A path integral approach to sparse non-Hermitian random matrices

TL;DR

This paper develops a path integral method to analyze sparse non-Hermitian random matrices, deriving modified spectral laws and extending classical results to sparse and non-Gaussian cases.

Contribution

It introduces a novel path integral framework for sparse non-Hermitian matrices, deriving generalized spectral laws and handling non-Gaussian statistics.

Findings

Derived modified elliptic and semi-circle laws for sparse matrices

Established a non-Hermitian Marchenko-Pastur law

Extended analysis to non-Gaussian ensembles

Abstract

The theory of large random matrices has proved an invaluable tool for the study of systems with disordered interactions in many quite disparate research areas. Widely applicable results, such as the celebrated elliptic law for dense random matrices, allow one to deduce the statistical properties of the interactions in a complex dynamical system that permit stability.

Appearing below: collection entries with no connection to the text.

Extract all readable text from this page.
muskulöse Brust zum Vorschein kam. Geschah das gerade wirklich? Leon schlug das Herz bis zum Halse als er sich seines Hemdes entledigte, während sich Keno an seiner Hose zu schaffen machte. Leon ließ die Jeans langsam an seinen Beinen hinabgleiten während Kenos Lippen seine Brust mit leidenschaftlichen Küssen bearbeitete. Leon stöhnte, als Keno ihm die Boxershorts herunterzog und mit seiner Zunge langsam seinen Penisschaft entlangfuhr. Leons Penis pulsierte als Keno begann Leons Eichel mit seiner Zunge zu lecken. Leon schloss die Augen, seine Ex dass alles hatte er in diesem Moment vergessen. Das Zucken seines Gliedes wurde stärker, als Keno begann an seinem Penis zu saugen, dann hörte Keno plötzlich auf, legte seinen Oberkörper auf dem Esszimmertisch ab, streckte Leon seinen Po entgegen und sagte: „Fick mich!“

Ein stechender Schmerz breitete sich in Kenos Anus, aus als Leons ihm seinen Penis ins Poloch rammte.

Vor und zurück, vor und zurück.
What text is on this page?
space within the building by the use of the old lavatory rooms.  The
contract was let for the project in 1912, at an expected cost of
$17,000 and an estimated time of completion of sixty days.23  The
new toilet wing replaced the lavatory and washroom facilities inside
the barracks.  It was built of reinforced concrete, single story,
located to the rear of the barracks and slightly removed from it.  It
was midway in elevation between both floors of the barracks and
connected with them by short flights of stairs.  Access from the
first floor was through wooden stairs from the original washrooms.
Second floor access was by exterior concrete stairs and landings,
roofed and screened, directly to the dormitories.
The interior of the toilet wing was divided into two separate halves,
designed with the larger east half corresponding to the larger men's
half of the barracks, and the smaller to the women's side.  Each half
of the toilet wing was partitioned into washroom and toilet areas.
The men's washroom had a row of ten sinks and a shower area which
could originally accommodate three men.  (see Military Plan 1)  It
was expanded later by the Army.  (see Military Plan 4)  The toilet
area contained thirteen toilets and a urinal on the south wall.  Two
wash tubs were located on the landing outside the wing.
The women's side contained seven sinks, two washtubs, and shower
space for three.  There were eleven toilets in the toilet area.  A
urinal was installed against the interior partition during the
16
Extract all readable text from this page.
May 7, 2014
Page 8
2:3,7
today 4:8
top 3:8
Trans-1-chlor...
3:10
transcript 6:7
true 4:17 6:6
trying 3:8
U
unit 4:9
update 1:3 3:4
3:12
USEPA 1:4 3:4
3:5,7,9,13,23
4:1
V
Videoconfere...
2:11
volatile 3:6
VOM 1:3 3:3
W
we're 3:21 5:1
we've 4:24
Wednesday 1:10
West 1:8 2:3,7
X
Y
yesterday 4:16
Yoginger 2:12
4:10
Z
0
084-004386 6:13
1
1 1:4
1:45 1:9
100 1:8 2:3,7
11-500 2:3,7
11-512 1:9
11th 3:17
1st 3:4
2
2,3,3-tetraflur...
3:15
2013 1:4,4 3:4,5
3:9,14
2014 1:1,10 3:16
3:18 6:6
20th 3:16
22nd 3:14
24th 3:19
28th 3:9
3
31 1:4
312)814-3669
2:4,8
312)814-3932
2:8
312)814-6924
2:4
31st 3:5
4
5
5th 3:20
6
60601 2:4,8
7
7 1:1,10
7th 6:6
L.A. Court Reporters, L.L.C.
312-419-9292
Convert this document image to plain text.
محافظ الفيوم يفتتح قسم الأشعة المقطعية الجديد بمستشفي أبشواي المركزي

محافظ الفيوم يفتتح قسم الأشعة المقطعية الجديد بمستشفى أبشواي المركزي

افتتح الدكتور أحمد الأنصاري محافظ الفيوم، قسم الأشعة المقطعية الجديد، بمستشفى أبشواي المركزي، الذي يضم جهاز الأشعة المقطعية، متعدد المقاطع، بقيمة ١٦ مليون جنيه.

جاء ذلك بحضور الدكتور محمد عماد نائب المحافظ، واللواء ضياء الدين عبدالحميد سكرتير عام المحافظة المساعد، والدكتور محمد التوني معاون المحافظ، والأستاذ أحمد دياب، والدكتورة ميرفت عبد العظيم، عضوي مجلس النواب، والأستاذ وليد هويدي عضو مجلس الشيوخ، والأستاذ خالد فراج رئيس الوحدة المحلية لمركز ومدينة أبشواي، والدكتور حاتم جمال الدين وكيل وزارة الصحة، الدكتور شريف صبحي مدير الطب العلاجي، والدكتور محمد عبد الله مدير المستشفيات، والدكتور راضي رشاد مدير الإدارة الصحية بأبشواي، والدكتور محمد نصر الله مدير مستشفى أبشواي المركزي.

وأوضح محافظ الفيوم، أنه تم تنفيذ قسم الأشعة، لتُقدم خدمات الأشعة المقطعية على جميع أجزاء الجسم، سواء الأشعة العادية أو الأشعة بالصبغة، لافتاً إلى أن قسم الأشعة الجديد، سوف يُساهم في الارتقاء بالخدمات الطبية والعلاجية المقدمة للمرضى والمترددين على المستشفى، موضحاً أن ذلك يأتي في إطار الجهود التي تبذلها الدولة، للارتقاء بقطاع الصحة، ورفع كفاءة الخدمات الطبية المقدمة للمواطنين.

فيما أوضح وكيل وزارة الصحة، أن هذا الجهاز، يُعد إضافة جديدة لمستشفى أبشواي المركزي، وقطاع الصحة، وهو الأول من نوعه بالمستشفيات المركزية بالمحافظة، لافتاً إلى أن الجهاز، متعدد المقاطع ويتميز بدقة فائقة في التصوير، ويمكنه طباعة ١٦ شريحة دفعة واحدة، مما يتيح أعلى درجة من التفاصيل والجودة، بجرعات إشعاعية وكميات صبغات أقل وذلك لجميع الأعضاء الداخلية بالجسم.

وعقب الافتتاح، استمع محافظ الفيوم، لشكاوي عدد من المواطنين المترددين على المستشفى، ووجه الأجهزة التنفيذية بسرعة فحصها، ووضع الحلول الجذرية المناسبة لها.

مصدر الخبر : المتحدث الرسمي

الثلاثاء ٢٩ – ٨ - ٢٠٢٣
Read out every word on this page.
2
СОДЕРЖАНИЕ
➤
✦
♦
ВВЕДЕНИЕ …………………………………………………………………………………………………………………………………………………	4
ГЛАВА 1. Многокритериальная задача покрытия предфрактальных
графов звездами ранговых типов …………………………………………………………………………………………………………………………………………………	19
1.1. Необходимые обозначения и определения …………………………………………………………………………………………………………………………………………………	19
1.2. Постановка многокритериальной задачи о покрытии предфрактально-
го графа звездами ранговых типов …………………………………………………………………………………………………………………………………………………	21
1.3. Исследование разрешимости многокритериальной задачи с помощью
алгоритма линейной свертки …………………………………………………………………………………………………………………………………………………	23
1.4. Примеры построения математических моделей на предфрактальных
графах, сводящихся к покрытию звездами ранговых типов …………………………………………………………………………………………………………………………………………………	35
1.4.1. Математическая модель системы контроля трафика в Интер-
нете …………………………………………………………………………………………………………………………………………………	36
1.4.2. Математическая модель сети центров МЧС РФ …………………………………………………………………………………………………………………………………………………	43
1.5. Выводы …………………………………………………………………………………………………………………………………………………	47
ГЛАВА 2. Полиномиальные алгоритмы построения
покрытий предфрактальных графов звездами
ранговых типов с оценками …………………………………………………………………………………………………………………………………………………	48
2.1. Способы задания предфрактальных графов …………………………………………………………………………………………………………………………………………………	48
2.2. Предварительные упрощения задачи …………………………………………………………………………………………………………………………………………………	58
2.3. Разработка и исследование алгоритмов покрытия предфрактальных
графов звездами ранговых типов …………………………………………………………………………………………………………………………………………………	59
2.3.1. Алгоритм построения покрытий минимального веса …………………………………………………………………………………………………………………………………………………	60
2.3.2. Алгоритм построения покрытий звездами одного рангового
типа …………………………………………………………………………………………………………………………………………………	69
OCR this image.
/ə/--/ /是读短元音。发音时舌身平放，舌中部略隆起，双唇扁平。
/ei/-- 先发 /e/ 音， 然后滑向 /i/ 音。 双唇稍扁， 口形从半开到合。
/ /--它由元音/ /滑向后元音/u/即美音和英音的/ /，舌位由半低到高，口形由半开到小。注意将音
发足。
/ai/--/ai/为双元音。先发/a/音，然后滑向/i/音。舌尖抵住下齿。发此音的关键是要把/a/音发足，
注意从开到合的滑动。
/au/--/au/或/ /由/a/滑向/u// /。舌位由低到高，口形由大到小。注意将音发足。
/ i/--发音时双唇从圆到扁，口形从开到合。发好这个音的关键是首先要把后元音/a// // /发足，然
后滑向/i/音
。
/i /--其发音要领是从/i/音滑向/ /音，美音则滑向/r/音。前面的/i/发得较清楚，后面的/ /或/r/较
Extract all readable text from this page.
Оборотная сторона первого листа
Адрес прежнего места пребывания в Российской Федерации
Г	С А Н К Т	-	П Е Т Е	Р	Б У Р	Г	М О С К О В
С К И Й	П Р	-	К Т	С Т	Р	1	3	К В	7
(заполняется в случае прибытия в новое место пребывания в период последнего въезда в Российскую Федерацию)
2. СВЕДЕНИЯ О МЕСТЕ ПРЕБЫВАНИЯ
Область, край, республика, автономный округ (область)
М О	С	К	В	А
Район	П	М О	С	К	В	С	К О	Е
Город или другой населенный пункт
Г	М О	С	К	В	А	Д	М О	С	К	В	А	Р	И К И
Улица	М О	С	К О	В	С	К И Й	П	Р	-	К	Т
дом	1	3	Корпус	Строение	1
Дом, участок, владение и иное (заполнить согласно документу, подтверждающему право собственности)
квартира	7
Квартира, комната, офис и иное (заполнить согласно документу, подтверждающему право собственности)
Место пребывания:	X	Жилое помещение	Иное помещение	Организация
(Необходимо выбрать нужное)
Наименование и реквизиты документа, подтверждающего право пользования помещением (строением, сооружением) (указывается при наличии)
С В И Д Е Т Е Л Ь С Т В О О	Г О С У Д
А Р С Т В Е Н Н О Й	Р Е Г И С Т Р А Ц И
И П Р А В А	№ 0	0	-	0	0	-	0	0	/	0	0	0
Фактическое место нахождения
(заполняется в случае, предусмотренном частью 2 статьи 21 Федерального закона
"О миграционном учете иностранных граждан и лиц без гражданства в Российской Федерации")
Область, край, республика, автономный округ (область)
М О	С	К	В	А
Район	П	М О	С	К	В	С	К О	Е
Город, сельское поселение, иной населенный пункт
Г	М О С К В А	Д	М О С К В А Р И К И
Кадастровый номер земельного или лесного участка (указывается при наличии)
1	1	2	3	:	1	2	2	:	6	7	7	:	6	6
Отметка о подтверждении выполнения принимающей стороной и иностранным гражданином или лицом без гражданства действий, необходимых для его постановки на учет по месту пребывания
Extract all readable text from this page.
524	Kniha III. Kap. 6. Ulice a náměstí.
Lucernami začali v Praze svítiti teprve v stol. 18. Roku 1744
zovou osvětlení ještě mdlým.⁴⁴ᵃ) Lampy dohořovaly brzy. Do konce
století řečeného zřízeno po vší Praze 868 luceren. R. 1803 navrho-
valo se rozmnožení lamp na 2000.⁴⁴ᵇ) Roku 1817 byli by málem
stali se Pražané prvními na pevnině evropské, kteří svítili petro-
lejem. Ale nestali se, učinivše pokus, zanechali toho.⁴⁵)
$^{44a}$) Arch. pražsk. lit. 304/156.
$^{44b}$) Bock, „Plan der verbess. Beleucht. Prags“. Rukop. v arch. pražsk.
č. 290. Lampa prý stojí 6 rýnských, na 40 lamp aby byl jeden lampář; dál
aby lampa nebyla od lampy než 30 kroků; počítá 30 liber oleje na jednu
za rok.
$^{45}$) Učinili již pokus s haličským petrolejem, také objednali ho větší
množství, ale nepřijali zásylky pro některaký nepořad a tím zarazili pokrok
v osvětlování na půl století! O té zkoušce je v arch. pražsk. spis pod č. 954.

However, such simple and universal results have so far proved difficult to come by in the case of sparse random matrices. Here, we perform an expansion in the inverse connectivity, and thus derive general modified versions of the classic elliptic and semi-circle laws, taking into account the sparse correction. This is accomplished using a dynamical approach, which maps the hermitized resolvent of a random matrix onto the response functions of a linear dynamical system. The response functions are then evaluated using a path integral formalism, enabling one to construct Feynman diagrams, which facilitate the perturbative analysis. Additionally, in order to demonstrate the broad utility of the path integral framework, we derive a generic non-Hermitian generalization of the Marchenko-Pastur law, and we also show how one can handle non-negligible higher-order statistics (i.e. non-Gaussian statistics) in dense ensembles.